A FLORENCECOURT former farmer has been fined £2,500 for polluting a local waterway, causing a fish kill.
Rodney Elliott (48) of Druminiskill Road, Edenmore was also ordered to pay £267.50 for the cost of replacing the fish that died in two incidents on June 26th , 2018 and August 20th, 2018.
Elliott, who appeared at Enniskillen Magistrates Court on Wednesday, was charged with two counts or pollution of a waterway in relation to the incidents.
The court was told that in June 2018 water quality inspectors, acting on behalf of the NI Environment Agency (NIEA), visited the site near Florencecourt on foot of a report of a fish kill incident. When they arrived they found effluent in the water.
The inspectors established the pollution had come from slurry run off from Elliott’s farm, which had flowed down his road, entered a drain, and discharged into a tributary of the Larganess River.
Inland Fisheries carried out a fish kill survey at the scene, and it was found scores of trout had died.
The inspectors were called to the location again the following August, to reports of more effluent in the water, and again visited Elliott’s farm where they discovered an overflowing slurry tank. The slurry was being discharged into the river via gullies at the side of the road.
No fish were killed as a result of the second incident.

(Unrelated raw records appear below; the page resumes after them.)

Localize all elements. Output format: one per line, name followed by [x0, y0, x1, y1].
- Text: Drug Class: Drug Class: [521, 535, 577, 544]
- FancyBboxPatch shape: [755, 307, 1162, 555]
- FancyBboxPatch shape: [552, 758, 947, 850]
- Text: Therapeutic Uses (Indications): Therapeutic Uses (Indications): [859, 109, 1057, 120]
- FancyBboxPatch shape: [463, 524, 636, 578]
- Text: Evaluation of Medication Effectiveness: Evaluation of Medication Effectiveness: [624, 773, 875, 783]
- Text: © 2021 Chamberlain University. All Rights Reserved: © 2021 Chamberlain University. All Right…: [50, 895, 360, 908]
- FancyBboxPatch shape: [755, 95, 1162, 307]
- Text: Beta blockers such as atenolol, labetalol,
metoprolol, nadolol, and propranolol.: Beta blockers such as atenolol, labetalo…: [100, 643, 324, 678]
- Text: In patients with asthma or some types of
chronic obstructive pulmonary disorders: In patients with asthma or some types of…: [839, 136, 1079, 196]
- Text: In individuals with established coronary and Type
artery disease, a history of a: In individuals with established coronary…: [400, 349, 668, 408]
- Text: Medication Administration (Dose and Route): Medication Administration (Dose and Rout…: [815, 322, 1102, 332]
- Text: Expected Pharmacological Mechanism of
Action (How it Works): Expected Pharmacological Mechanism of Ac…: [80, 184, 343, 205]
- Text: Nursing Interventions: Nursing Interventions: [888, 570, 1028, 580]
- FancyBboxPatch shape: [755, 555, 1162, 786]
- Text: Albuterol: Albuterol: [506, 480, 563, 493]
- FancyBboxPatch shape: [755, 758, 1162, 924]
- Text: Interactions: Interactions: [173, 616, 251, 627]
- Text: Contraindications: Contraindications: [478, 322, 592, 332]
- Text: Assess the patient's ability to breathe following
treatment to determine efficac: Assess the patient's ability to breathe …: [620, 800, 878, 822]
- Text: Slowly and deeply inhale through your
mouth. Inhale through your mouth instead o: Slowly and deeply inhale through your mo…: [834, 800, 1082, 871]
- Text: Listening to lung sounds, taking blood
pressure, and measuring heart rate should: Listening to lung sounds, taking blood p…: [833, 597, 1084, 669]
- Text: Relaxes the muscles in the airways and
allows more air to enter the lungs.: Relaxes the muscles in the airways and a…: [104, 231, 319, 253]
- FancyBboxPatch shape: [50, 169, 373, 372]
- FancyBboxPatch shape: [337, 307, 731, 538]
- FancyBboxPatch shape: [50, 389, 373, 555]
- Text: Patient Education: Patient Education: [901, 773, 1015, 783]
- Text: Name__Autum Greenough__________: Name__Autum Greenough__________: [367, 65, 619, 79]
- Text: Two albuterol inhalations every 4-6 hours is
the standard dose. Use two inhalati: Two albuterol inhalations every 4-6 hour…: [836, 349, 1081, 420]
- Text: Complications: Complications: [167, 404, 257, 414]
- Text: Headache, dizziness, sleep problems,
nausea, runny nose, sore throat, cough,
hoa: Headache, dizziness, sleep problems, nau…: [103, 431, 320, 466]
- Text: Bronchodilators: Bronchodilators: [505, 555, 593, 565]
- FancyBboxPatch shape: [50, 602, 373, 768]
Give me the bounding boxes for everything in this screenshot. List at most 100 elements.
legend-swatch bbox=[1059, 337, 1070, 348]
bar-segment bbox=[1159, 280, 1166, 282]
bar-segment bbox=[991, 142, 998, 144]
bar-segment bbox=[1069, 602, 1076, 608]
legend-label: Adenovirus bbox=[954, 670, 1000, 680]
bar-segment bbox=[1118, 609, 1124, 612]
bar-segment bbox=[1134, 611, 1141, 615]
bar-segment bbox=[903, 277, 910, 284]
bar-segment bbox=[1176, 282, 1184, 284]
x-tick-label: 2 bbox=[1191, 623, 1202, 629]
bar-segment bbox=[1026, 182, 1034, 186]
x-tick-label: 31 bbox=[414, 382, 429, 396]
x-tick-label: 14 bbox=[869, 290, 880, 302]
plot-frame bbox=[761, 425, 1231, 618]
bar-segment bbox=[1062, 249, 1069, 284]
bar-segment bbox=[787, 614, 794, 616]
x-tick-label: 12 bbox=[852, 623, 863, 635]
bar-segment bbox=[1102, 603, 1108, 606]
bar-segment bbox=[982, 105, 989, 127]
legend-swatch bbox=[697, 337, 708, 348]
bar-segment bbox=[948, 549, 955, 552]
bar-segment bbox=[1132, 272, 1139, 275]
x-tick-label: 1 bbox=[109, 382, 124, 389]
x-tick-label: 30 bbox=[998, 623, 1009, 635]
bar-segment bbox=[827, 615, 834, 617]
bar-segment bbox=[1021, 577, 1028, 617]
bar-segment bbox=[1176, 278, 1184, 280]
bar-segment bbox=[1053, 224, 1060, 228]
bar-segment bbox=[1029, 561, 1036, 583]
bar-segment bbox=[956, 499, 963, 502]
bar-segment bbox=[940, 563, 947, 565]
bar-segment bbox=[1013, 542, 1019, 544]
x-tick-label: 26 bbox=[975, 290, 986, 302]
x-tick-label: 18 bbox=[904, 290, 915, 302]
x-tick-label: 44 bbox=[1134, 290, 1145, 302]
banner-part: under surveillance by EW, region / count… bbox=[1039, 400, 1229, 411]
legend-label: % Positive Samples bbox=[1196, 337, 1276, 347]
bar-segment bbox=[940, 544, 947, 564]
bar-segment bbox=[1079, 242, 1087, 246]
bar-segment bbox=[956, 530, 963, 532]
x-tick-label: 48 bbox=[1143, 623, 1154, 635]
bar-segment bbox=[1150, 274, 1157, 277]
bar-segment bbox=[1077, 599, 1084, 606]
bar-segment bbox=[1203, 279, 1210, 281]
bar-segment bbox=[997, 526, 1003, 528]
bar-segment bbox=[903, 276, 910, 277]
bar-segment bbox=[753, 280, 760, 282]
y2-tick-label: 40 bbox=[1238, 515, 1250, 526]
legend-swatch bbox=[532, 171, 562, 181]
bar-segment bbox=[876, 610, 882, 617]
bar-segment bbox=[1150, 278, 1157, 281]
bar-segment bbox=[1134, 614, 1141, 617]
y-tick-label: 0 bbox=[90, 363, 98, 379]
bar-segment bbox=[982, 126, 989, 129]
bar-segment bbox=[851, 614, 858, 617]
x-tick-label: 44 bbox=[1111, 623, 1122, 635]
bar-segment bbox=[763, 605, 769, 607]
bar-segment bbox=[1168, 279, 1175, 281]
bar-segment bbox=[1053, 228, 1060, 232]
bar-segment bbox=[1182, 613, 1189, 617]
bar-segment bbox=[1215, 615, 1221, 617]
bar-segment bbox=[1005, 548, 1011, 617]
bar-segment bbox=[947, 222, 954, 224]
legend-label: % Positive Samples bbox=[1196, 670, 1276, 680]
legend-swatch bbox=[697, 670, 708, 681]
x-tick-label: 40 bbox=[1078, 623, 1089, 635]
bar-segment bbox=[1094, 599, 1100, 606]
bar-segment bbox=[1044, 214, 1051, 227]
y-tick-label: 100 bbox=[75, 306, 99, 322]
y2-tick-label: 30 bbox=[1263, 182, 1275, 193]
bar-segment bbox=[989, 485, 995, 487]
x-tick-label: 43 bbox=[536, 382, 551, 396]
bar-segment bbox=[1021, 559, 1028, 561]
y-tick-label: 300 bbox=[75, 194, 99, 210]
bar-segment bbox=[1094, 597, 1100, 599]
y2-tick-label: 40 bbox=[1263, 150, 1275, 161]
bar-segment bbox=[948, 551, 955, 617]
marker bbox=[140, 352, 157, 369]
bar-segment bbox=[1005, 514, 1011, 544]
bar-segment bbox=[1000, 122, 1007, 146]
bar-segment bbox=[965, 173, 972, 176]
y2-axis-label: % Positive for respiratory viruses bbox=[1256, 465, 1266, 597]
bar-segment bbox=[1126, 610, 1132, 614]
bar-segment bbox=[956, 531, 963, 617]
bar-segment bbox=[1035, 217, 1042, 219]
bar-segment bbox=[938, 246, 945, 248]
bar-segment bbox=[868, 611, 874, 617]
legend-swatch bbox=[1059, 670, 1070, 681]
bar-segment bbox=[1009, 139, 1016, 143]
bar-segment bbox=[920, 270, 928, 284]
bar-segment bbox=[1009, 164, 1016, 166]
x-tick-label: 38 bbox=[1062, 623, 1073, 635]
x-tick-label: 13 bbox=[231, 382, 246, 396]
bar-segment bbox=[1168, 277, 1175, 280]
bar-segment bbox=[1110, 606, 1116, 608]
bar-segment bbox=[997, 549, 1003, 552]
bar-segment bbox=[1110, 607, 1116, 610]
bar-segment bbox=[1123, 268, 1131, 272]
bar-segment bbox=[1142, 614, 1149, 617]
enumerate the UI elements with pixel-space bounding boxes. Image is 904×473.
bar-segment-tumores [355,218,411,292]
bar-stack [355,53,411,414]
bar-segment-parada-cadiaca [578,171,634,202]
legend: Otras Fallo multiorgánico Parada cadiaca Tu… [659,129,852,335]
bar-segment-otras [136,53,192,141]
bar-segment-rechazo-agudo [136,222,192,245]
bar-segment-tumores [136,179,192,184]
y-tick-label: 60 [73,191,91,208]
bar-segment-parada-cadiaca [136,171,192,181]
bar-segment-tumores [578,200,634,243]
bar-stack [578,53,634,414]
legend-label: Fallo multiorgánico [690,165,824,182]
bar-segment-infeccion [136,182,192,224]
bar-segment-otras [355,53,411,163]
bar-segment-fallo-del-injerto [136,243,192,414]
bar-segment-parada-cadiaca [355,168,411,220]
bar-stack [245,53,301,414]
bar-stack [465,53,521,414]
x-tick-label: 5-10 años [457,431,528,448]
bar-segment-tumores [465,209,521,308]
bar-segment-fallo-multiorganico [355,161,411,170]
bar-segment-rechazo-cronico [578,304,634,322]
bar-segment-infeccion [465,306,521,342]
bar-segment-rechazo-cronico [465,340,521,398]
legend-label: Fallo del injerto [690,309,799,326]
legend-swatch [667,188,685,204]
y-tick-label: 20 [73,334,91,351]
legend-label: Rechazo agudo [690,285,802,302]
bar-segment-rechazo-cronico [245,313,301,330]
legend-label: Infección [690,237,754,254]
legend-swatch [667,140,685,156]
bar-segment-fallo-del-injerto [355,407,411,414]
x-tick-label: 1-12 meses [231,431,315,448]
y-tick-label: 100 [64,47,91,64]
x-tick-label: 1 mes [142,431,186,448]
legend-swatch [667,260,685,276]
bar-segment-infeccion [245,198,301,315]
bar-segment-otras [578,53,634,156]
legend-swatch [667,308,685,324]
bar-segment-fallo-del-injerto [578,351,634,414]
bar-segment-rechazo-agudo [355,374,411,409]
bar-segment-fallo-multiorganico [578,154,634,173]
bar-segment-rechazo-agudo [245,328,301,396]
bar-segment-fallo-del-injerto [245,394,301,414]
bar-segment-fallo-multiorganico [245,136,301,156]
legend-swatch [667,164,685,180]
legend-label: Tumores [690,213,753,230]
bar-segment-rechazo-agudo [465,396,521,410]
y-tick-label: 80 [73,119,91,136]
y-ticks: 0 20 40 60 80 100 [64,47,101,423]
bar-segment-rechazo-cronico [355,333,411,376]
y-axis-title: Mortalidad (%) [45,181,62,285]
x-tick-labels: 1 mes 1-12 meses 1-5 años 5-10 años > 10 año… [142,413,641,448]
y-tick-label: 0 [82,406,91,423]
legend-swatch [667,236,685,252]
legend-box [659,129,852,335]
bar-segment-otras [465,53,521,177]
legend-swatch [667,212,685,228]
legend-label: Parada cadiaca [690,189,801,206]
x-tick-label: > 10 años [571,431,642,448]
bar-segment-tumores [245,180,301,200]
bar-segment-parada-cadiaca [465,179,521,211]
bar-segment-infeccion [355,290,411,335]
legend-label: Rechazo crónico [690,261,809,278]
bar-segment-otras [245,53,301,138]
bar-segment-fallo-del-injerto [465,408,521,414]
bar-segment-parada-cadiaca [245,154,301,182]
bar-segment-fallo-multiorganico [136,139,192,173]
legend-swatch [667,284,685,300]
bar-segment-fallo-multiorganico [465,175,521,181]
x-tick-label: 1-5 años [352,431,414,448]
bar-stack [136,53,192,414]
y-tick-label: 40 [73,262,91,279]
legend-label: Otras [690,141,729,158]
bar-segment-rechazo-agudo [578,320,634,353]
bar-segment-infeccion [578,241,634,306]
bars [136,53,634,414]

When interviewed about the first incident, in June, Elliott said the slurry tank had been over flowing due to a technical fault with a pump, and said he had taken action to fix it.
The court was told the fact there had been a second pollution incident two months later was an aggravating factor in the case.
A defence lawyer for Elliott accepted responsibility for what happened. He said the defendant had accepted the charges from the beginning, and had taken action to stop it happening again.
The lawyer said Elliott had come into serious financial difficulty not long after the incidents, and was no longer a farmer, now working for Treacy Concrete instead.
District Judge Stephen Keown noted the last time a similar incident had come before him in court he had fined the defendant between £4,000-£5,000 for a one-off incident.
Judge Keown said the offences were “very serious” and “our fish stocks must be protected.”
He added, however, he must also take Elliott’s financial circumstances into account.
Elliott was fined £1,000 for the June 2018 incident, and £1,500 for the August pollution incident.